Le dernier message consulté sous la couette, la série « encore un épisode », le fil d’actualité qui défile jusqu’à ce que les yeux piquent : l’écran s’est invité dans nos lits, et notre sommeil en paie souvent le prix. La lumière émise par les téléphones et tablettes agit directement sur l’horloge biologique en freinant la sécrétion de mélatonine, l’hormone qui prépare au sommeil. Apprendre à mieux dormir sans écran ne relève pas de la privation, mais d’une reconquête : celle de nuits plus profondes et de réveils moins laborieux.
Ce que les écrans font à notre sommeil
La rétine contient des cellules sensibles à la lumière qui régulent le cycle veille-sommeil. Lorsque la lumière bleue des écrans les stimule, le cerveau réduit sa production de mélatonine et retarde l’endormissement. Des travaux ont mesuré qu’une exposition prolongée à une tablette lumineuse avant le coucher pouvait allonger le temps d’endormissement et réduire la part de sommeil profond en début de nuit. Le moment compte particulièrement : l’heure qui précède le coucher est la plus sensible.

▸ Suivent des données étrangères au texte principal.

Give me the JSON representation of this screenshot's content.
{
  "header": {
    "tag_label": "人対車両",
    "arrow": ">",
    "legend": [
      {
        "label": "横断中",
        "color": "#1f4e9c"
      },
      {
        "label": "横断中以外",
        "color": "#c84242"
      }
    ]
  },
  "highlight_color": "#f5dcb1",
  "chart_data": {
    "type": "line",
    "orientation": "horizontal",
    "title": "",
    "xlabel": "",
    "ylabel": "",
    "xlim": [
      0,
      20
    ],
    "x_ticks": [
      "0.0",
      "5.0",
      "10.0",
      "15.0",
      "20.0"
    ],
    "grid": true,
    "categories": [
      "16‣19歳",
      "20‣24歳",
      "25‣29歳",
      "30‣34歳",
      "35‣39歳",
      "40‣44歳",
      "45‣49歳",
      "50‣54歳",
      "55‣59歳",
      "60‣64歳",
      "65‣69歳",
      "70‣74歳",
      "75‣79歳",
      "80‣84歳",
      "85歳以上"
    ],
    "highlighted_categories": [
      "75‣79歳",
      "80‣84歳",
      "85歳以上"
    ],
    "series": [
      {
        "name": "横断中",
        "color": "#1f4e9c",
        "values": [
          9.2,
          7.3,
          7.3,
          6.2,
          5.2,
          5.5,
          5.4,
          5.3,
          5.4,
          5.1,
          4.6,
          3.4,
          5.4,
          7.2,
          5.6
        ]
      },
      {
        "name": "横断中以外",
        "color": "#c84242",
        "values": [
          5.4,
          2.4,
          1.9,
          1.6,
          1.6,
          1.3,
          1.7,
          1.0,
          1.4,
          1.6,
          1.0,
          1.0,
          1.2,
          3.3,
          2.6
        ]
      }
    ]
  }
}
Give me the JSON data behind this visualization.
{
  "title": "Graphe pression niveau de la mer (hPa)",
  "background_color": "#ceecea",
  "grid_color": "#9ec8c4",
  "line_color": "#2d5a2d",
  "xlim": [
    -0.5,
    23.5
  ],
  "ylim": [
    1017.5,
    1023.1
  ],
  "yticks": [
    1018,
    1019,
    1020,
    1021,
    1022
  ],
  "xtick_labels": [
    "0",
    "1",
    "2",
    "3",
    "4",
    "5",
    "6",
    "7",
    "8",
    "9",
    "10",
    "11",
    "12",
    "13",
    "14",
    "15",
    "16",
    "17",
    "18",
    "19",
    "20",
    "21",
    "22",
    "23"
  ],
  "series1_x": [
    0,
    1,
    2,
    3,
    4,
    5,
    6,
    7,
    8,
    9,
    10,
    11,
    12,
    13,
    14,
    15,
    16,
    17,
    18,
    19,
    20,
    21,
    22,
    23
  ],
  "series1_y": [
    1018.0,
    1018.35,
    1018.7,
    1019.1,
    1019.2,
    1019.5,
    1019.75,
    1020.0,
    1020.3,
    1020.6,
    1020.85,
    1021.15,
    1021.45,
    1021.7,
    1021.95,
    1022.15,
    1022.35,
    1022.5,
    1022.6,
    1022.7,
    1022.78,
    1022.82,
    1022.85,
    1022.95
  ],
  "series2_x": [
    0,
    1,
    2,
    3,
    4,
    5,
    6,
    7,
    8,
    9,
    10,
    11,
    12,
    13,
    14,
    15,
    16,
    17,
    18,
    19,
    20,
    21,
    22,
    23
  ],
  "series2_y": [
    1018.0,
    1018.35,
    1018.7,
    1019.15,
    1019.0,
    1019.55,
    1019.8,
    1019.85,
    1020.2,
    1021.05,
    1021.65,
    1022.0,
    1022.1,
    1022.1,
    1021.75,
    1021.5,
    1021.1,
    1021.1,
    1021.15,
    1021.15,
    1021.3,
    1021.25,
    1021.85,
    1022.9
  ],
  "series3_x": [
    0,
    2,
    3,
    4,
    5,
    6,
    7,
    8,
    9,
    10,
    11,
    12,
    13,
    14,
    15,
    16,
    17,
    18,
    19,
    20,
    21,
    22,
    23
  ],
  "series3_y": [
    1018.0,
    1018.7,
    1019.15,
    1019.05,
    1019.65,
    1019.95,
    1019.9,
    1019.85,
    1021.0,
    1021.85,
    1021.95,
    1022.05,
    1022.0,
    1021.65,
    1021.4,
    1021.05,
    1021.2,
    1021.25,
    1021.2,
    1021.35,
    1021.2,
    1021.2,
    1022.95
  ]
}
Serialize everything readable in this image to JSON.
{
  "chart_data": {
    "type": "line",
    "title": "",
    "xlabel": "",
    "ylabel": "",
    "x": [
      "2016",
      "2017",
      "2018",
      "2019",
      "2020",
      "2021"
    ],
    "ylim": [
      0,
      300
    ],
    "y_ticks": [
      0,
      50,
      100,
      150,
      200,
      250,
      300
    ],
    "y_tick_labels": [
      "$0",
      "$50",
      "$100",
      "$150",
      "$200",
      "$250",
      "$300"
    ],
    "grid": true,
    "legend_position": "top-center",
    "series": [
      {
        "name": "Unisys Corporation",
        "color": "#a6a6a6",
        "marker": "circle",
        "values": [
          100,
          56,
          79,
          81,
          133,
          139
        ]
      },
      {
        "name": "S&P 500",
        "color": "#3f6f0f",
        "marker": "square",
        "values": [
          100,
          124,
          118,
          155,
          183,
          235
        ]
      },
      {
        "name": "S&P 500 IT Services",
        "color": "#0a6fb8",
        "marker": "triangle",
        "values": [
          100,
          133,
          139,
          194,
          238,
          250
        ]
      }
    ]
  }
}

La lumière n’est d’ailleurs pas seule en cause. Le contenu lui-même stimule : un message qui inquiète, une vidéo captivante, une notification qui appelle une réponse maintiennent le cerveau en éveil. C’est cette double stimulation, lumineuse et mentale, qui rend l’écran du soir si peu propice au repos.

Construire une soirée sans écran
L’objectif n’est pas de bannir toute technologie, mais de créer un sas avant la nuit. Quelques habitudes facilitent la transition.
- Un couvre-feu numérique : éteindre les écrans trente minutes à une heure avant de se coucher.
- Le téléphone hors de la chambre : le charger dans une autre pièce supprime la tentation nocturne.
- Un réveil classique : pour ne plus avoir « besoin » du smartphone près du lit.
- Une activité de remplacement : lecture, étirements doux, musique calme ou simple temps de silence.
Remplacer l’écran par un rituel apaisant est plus efficace que de simplement se priver. Le cerveau a besoin de signaux qui annoncent la nuit : une lumière tamisée, un livre, une tisane répétés chaque soir deviennent peu à peu un déclencheur de sommeil.
Aménager sa chambre pour le sommeil
| Élément | Réglage favorable |
|---|---|
| Lumière | Tamisée le soir, obscurité totale la nuit |
| Température | Plutôt fraîche, autour de 18 à 19 °C |
| Bruit | Calme, bouchons d’oreille si besoin |
| Téléphone | Hors de la chambre ou en mode avion |
L’environnement compte autant que les habitudes. Une chambre fraîche, sombre et silencieuse, réservée au repos plutôt qu’au travail ou au visionnage, conditionne le cerveau à associer ce lieu au sommeil. Si l’endormissement reste difficile malgré tout, l’anxiété est souvent en cause : nos pistes pour réduire son anxiété au quotidien peuvent aider à apaiser les pensées du soir.
Un sommeil de qualité, un repos durable
Réduire les écrans le soir s’inscrit dans une démarche plus large : celle d’apprendre à se reposer vraiment, au-delà du seul nombre d’heures dormies. Un sommeil réparateur soutient l’humeur, la concentration et l’immunité, et constitue l’un des piliers les plus solides pour prendre soin de sa santé mentale. Si, malgré ces ajustements, les troubles du sommeil persistent et pèsent sur les journées, il est utile d’en parler à un médecin. Ces informations ne remplacent pas un avis médical, mais elles offrent des leviers simples pour retrouver des nuits plus sereines.